Saxenda occupied a dominant position in the injectable obesity market from 2015 until Wegovy (semaglutide 2.4 mg once weekly) was approved in 2021. The STEP-8 trial, which directly compared semaglutide 2.4 mg weekly against liraglutide 3.0 mg daily, showed that semaglutide produced approximately 15.8% weight loss compared with 6.4% for liraglutide, a difference of more than 9 percentage points. Following that publication and the subsequent approval and greater availability of Wegovy and then Zepbound, Saxenda prescriptions declined substantially in markets where the newer agents were accessible.

Saxenda retains a niche role in markets where semaglutide 2.4 mg or tirzepatide are not reimbursed, or for patients who have previously responded to liraglutide for diabetes management and prefer continuity of agent. It remains the benchmark against which the greater efficacy of newer anti-obesity agents is measured.
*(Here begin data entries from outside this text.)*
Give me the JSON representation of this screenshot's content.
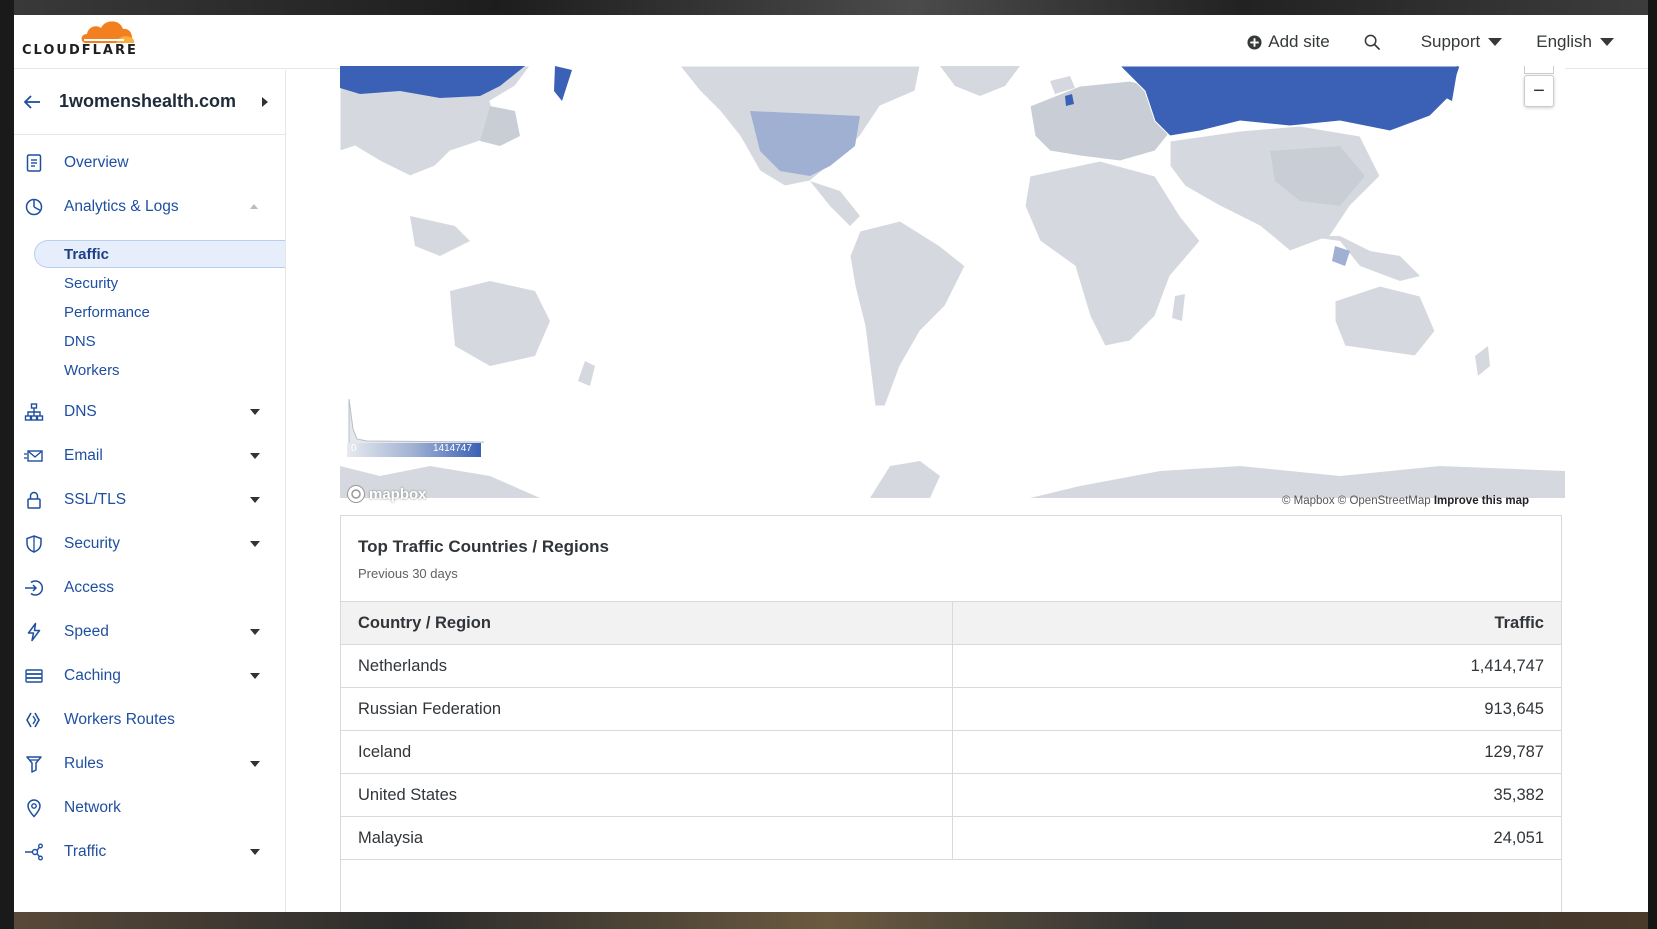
{
  "header": {
    "logo_text": "CLOUDFLARE",
    "add_site": "Add site",
    "support": "Support",
    "language": "English"
  },
  "sidebar": {
    "site_name": "1womenshealth.com",
    "items": [
      {
        "label": "Overview",
        "icon": "document-icon"
      },
      {
        "label": "Analytics & Logs",
        "icon": "pie-chart-icon"
      },
      {
        "label": "DNS",
        "icon": "network-tree-icon"
      },
      {
        "label": "Email",
        "icon": "envelope-icon"
      },
      {
        "label": "SSL/TLS",
        "icon": "lock-icon"
      },
      {
        "label": "Security",
        "icon": "shield-icon"
      },
      {
        "label": "Access",
        "icon": "access-icon"
      },
      {
        "label": "Speed",
        "icon": "lightning-icon"
      },
      {
        "label": "Caching",
        "icon": "server-stack-icon"
      },
      {
        "label": "Workers Routes",
        "icon": "workers-icon"
      },
      {
        "label": "Rules",
        "icon": "rules-icon"
      },
      {
        "label": "Network",
        "icon": "location-pin-icon"
      },
      {
        "label": "Traffic",
        "icon": "traffic-icon"
      }
    ],
    "analytics_sub": [
      {
        "label": "Traffic",
        "active": true
      },
      {
        "label": "Security",
        "active": false
      },
      {
        "label": "Performance",
        "active": false
      },
      {
        "label": "DNS",
        "active": false
      },
      {
        "label": "Workers",
        "active": false
      }
    ]
  },
  "map": {
    "legend_min": "0",
    "legend_max": "1414747",
    "mapbox_logo": "mapbox",
    "attribution_mapbox": "© Mapbox",
    "attribution_osm": "© OpenStreetMap",
    "improve": "Improve this map",
    "zoom_out": "−",
    "colors": {
      "high": "#3b61b6",
      "mid": "#9fb0d3",
      "low": "#d5d9df"
    }
  },
  "traffic_table": {
    "title": "Top Traffic Countries / Regions",
    "subtitle": "Previous 30 days",
    "col_country": "Country / Region",
    "col_traffic": "Traffic",
    "rows": [
      {
        "country": "Netherlands",
        "traffic": "1,414,747"
      },
      {
        "country": "Russian Federation",
        "traffic": "913,645"
      },
      {
        "country": "Iceland",
        "traffic": "129,787"
      },
      {
        "country": "United States",
        "traffic": "35,382"
      },
      {
        "country": "Malaysia",
        "traffic": "24,051"
      }
    ]
  },
  "colors": {
    "accent": "#1f4fa0",
    "brand_orange": "#f38020"
  }
}
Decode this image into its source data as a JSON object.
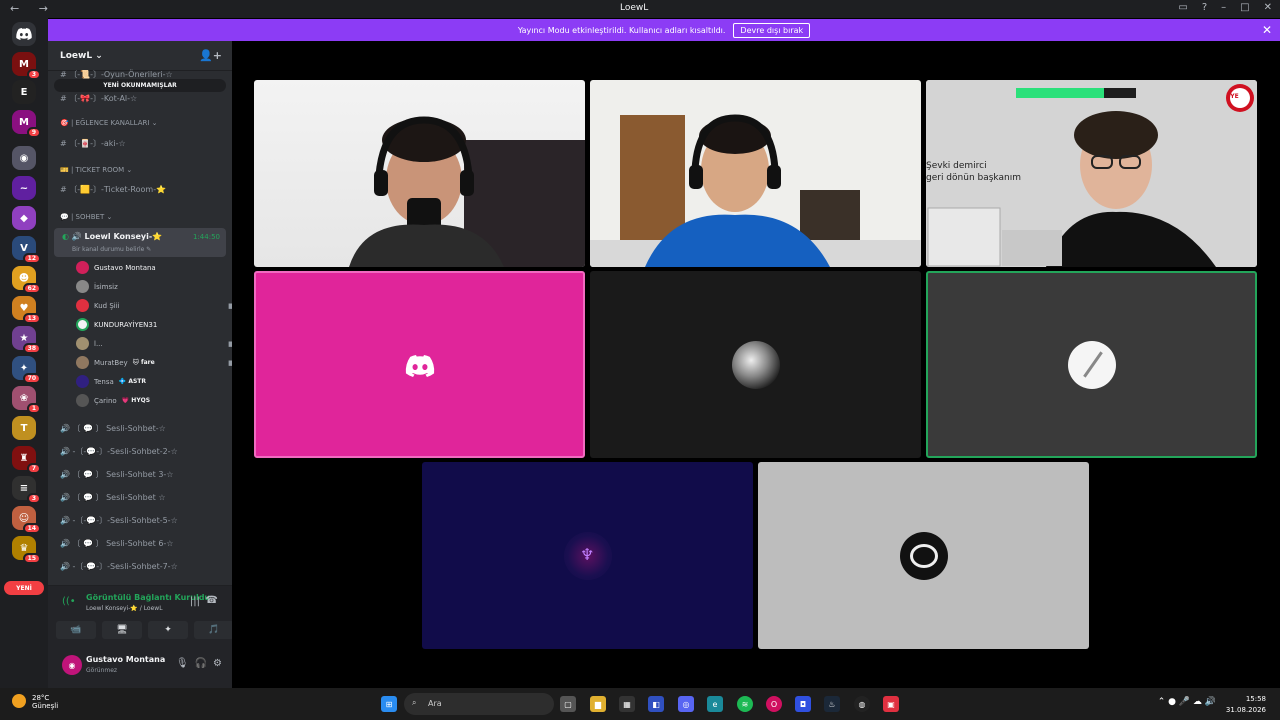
{
  "window": {
    "title": "LoewL",
    "nav": "←  →"
  },
  "banner": {
    "text": "Yayıncı Modu etkinleştirildi. Kullanıcı adları kısaltıldı.",
    "button": "Devre dışı bırak"
  },
  "servers": {
    "badges": [
      "3",
      "9",
      "12",
      "62",
      "13",
      "38",
      "70",
      "1",
      "7",
      "3",
      "14",
      "15"
    ],
    "new_label": "YENİ"
  },
  "guild": {
    "name": "LoewL",
    "unread_pill": "YENİ OKUNMAMIŞLAR",
    "channels_top": [
      "〔-📜-〕-Oyun-Önerileri-☆",
      "〔-🎀-〕-Kot-Al-☆"
    ],
    "category_fun": "| EĞLENCE KANALLARI",
    "channel_aki": "〔-🀄-〕-aki-☆",
    "category_ticket": "| TICKET ROOM",
    "channel_ticket": "〔-🟨-〕-Ticket-Room-⭐",
    "category_chat": "| SOHBET",
    "active_voice": {
      "name": "Loewl Konseyi-⭐",
      "time": "1:44:50",
      "sub": "Bir kanal durumu belirle ✎"
    },
    "members": [
      {
        "name": "Gustavo Montana",
        "tag": "",
        "bold": true
      },
      {
        "name": "İsimsiz",
        "tag": ""
      },
      {
        "name": "Kud Şiii",
        "tag": ""
      },
      {
        "name": "KUNDURAYİYEN31",
        "tag": "",
        "bold": true
      },
      {
        "name": "l...",
        "tag": ""
      },
      {
        "name": "MuratBey",
        "tag": "🐱 fare"
      },
      {
        "name": "Tensa",
        "tag": "💠 ASTR"
      },
      {
        "name": "Çarino",
        "tag": "💗 HYQS"
      }
    ],
    "voice_channels": [
      "〔 💬 〕 Sesli-Sohbet-☆",
      "-〔-💬-〕-Sesli-Sohbet-2-☆",
      "〔 💬 〕 Sesli-Sohbet 3-☆",
      "〔 💬 〕 Sesli-Sohbet ☆",
      "-〔-💬-〕-Sesli-Sohbet-5-☆",
      "〔 💬 〕 Sesli-Sohbet 6-☆",
      "-〔-💬-〕-Sesli-Sohbet-7-☆"
    ]
  },
  "rtc": {
    "status": "Görüntülü Bağlantı Kuruldu",
    "sub": "Loewl Konseyi-⭐ / LoewL",
    "buttons": [
      "📹",
      "🖥",
      "✦",
      "🎵"
    ]
  },
  "user": {
    "name": "Gustavo Montana",
    "status": "Görünmez"
  },
  "stage": {
    "tile3_overlay_line1": "Şevki demirci",
    "tile3_overlay_line2": "geri dönün başkanım",
    "tile3_badge": "BYE"
  },
  "taskbar": {
    "temp": "28°C",
    "weather": "Güneşli",
    "search": "Ara",
    "time": "15:58",
    "date": "31.08.2026",
    "tray": "⌃  ●  🎤  ☁  🔊"
  },
  "colors": {
    "discord_blurple": "#5865f2",
    "speaking_green": "#23a55a",
    "banner_purple": "#8c3cf5",
    "pink_tile": "#e0259a"
  }
}
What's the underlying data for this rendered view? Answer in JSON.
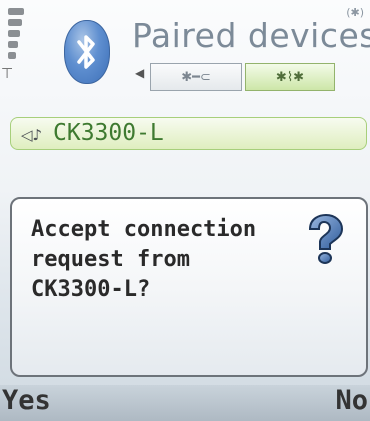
{
  "header": {
    "title": "Paired devices",
    "status_icons": [
      "signal-strength-icon",
      "antenna-icon",
      "bluetooth-small-icon"
    ],
    "app_icon": "bluetooth-badge-icon",
    "tabs": [
      {
        "icon": "bluetooth-headset-icon",
        "active": false
      },
      {
        "icon": "bluetooth-paired-icon",
        "active": true
      }
    ]
  },
  "list": {
    "items": [
      {
        "icon": "audio-device-icon",
        "label": "CK3300-L"
      }
    ]
  },
  "dialog": {
    "message": "Accept connection request from CK3300-L?",
    "icon": "question-icon"
  },
  "softkeys": {
    "left": "Yes",
    "right": "No"
  },
  "colors": {
    "title": "#7c8a98",
    "highlight_border": "#a7cf7b",
    "highlight_text": "#3e7a30",
    "softkey_bar": "#b9c4cd"
  }
}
Historical significance of the SCALE program

The SCALE program's lasting contribution is not primarily the absolute weight numbers, which newer agents have surpassed, but the regulatory and clinical precedent it established. By generating a dedicated phase 3 obesity program distinct from the Victoza T2DM package, Novo Nordisk demonstrated that a GLP-1 receptor agonist could earn an obesity indication on its own terms rather than as a metabolic side effect of treating diabetes.

That precedent shaped the regulatory path for Wegovy and Zepbound, both of which followed the SCALE model of building dedicated obesity programs (STEP and SURMOUNT) separate from their parent T2DM programs (SUSTAIN and SURPASS).